Roth David · Nationalrat · 2026-06-18
Roth David · Nationalrat · Luzern · Sozialdemokratische Fraktion · 2026-06-18
Wortprotokoll
Jede Gemeinde oder zumindest fast jede Gemeinde schliesst ihre Poststelle nur einmal, weil die allermeisten nur eine einzige haben. Gleichzeitig hat die Post bereits 3600 Poststellen geschlossen. Ein gewisser Erfahrungsschatz besteht also bei der Post, wie man mit Gemeinden umgeht, deren Poststellen man schliessen möchte. Die Konsequenz ist klar: Während sich eine Gemeinde immer zum ersten Mal auf diese Situation vorbereitet, steht sie einem Team der Post vis-à-vis, das haargenau weiss, wie es vorzugehen hat, um die Poststelle zu schliessen.
Es ist deshalb auch keine Überraschung, dass viele Gemeinden sich vor ein Fait accompli gestellt, viele sich auch überfahren sehen. Manchmal wurde auch nur die Gemeinde unter dem Titel der Vertraulichkeit noch beigezogen und die Bevölkerung aussen vor gelassen. Die Bevölkerung kann sich dann wehren, aber meistens ist das völlig wirkungslos. Sie kann versuchen, Petitionen zu machen, wie das auch Kollege Knutti hier im Rat zur Poststelle Diemtigen gemacht hat. Letztlich können Gemeinden dann zur Postcom gehen, und die Postcom wickelt das genauso routiniert ab wie die Post. Sie macht nicht mehr als eine Empfehlung an die Post. Meistens lautet die Empfehlung: Jawohl, man kann die Poststelle schliessen. Wozu führt das letztlich? Das führt dazu, dass wir immer näher an das herankommen, was das Gesetz vorsieht, nämlich dass gerade noch 215 Poststellen bestehen, was gesetzlich wirklich absolut verpflichtend vorgegeben ist.

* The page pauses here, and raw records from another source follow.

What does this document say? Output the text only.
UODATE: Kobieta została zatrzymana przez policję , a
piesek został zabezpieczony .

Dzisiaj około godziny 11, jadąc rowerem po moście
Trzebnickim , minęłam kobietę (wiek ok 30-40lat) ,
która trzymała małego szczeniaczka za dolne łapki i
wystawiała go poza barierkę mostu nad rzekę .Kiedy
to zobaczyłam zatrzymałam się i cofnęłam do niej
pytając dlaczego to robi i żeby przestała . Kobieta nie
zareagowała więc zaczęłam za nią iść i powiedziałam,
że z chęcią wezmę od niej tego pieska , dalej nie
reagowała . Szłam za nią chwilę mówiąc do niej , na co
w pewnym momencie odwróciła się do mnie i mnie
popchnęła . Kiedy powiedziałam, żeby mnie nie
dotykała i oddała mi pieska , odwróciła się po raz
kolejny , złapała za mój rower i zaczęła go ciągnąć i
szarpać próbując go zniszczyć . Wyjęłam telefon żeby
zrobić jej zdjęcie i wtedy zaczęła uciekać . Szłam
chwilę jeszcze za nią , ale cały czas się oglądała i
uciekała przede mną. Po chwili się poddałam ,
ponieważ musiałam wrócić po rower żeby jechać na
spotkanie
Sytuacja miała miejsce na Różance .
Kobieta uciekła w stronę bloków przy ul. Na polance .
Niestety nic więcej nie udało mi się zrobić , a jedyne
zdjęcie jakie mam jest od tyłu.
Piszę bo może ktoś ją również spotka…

Bei einem mangelnden Angebot an Alternativen, wenn eben die Post kein richtig gutes Angebot macht, aber die Gemeinde wiederum eigentlich gar keine Chance hat, die Schliessung zu verhindern, weil sie einfach nach dem Motto "Vogel friss oder stirb" das Angebot akzeptieren muss, das man ihr vorsetzt, führt das dazu, dass der Service gerade in den ländlichen Regionen der Schweiz, aber auch im urbanen Raum, schlechter wird. Das führt auch zu mehr Verkehr, indem Leute weiter fahren müssen, um zum gleichen Service zu kommen. Gerade im urbanen Raum ist das alles andere als erwünscht.

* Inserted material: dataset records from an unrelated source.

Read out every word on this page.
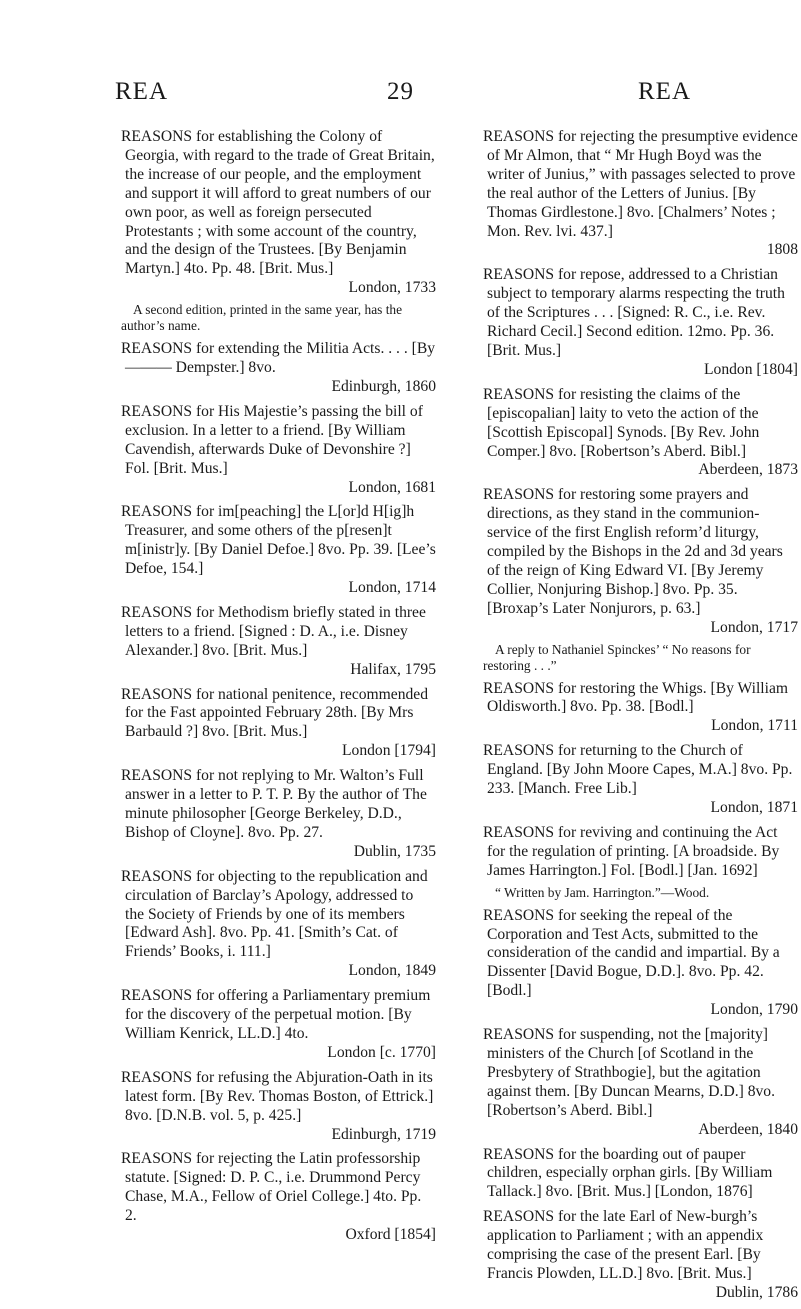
REA	29	REA
REASONS for establishing the Colony of Georgia, with regard to the trade of Great Britain, the increase of our people, and the employment and support it will afford to great numbers of our own poor, as well as foreign persecuted Protestants ; with some account of the country, and the design of the Trustees. [By Benjamin Martyn.] 4to. Pp. 48. [Brit. Mus.]
London, 1733
A second edition, printed in the same year, has the author’s name.
REASONS for extending the Militia Acts. . . . [By ——— Dempster.] 8vo.
Edinburgh, 1860
REASONS for His Majestie’s passing the bill of exclusion. In a letter to a friend. [By William Cavendish, afterwards Duke of Devonshire ?] Fol. [Brit. Mus.]
London, 1681
REASONS for im[peaching] the L[or]d H[ig]h Treasurer, and some others of the p[resen]t m[inistr]y. [By Daniel Defoe.] 8vo. Pp. 39. [Lee’s Defoe, 154.]
London, 1714
REASONS for Methodism briefly stated in three letters to a friend. [Signed : D. A., i.e. Disney Alexander.] 8vo. [Brit. Mus.]
Halifax, 1795
REASONS for national penitence, recommended for the Fast appointed February 28th. [By Mrs Barbauld ?] 8vo. [Brit. Mus.]
London [1794]
REASONS for not replying to Mr. Walton’s Full answer in a letter to P. T. P. By the author of The minute philosopher [George Berkeley, D.D., Bishop of Cloyne]. 8vo. Pp. 27.
Dublin, 1735
REASONS for objecting to the republication and circulation of Barclay’s Apology, addressed to the Society of Friends by one of its members [Edward Ash]. 8vo. Pp. 41. [Smith’s Cat. of Friends’ Books, i. 111.]
London, 1849
REASONS for offering a Parliamentary premium for the discovery of the perpetual motion. [By William Kenrick, LL.D.] 4to.
London [c. 1770]
REASONS for refusing the Abjuration-Oath in its latest form. [By Rev. Thomas Boston, of Ettrick.] 8vo. [D.N.B. vol. 5, p. 425.]
Edinburgh, 1719
REASONS for rejecting the Latin professorship statute. [Signed: D. P. C., i.e. Drummond Percy Chase, M.A., Fellow of Oriel College.] 4to. Pp. 2.
Oxford [1854]
REASONS for rejecting the presumptive evidence of Mr Almon, that “ Mr Hugh Boyd was the writer of Junius,” with passages selected to prove the real author of the Letters of Junius. [By Thomas Girdlestone.] 8vo. [Chalmers’ Notes ; Mon. Rev. lvi. 437.]
1808
REASONS for repose, addressed to a Christian subject to temporary alarms respecting the truth of the Scriptures . . . [Signed: R. C., i.e. Rev. Richard Cecil.] Second edition. 12mo. Pp. 36. [Brit. Mus.]
London [1804]
REASONS for resisting the claims of the [episcopalian] laity to veto the action of the [Scottish Episcopal] Synods. [By Rev. John Comper.] 8vo. [Robertson’s Aberd. Bibl.]
Aberdeen, 1873
REASONS for restoring some prayers and directions, as they stand in the communion-service of the first English reform’d liturgy, compiled by the Bishops in the 2d and 3d years of the reign of King Edward VI. [By Jeremy Collier, Nonjuring Bishop.] 8vo. Pp. 35. [Broxap’s Later Nonjurors, p. 63.]
London, 1717
A reply to Nathaniel Spinckes’ “ No reasons for restoring . . .”
REASONS for restoring the Whigs. [By William Oldisworth.] 8vo. Pp. 38. [Bodl.]
London, 1711
REASONS for returning to the Church of England. [By John Moore Capes, M.A.] 8vo. Pp. 233. [Manch. Free Lib.]
London, 1871
REASONS for reviving and continuing the Act for the regulation of printing. [A broadside. By James Harrington.] Fol. [Bodl.] [Jan. 1692]
“ Written by Jam. Harrington.”—Wood.
REASONS for seeking the repeal of the Corporation and Test Acts, submitted to the consideration of the candid and impartial. By a Dissenter [David Bogue, D.D.]. 8vo. Pp. 42. [Bodl.]
London, 1790
REASONS for suspending, not the [majority] ministers of the Church [of Scotland in the Presbytery of Strathbogie], but the agitation against them. [By Duncan Mearns, D.D.] 8vo. [Robertson’s Aberd. Bibl.]
Aberdeen, 1840
REASONS for the boarding out of pauper children, especially orphan girls. [By William Tallack.] 8vo. [Brit. Mus.] [London, 1876]
REASONS for the late Earl of New-burgh’s application to Parliament ; with an appendix comprising the case of the present Earl. [By Francis Plowden, LL.D.] 8vo. [Brit. Mus.]
Dublin, 1786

Innerhalb der Post ist es auch klar: Da Postnetz ein Dienstleister für die anderen Postbereiche ist, haben die anderen Postbereiche ein Interesse daran, möglichst viel Kosten Postnetz zuzuschieben. Denn Postnetz kommt dann umso stärker unter Druck, näher an die Zahl von 215 Poststellen heranzugehen. Wenn die Infrastruktur nicht ausgelastet wird - und zwar wird sie von den anderen Postbereichen teilweise bewusst nicht ausgelastet -, kommt Postnetz als letztes Glied in der Kette unter Druck und muss eben wiederum Poststellen schliessen.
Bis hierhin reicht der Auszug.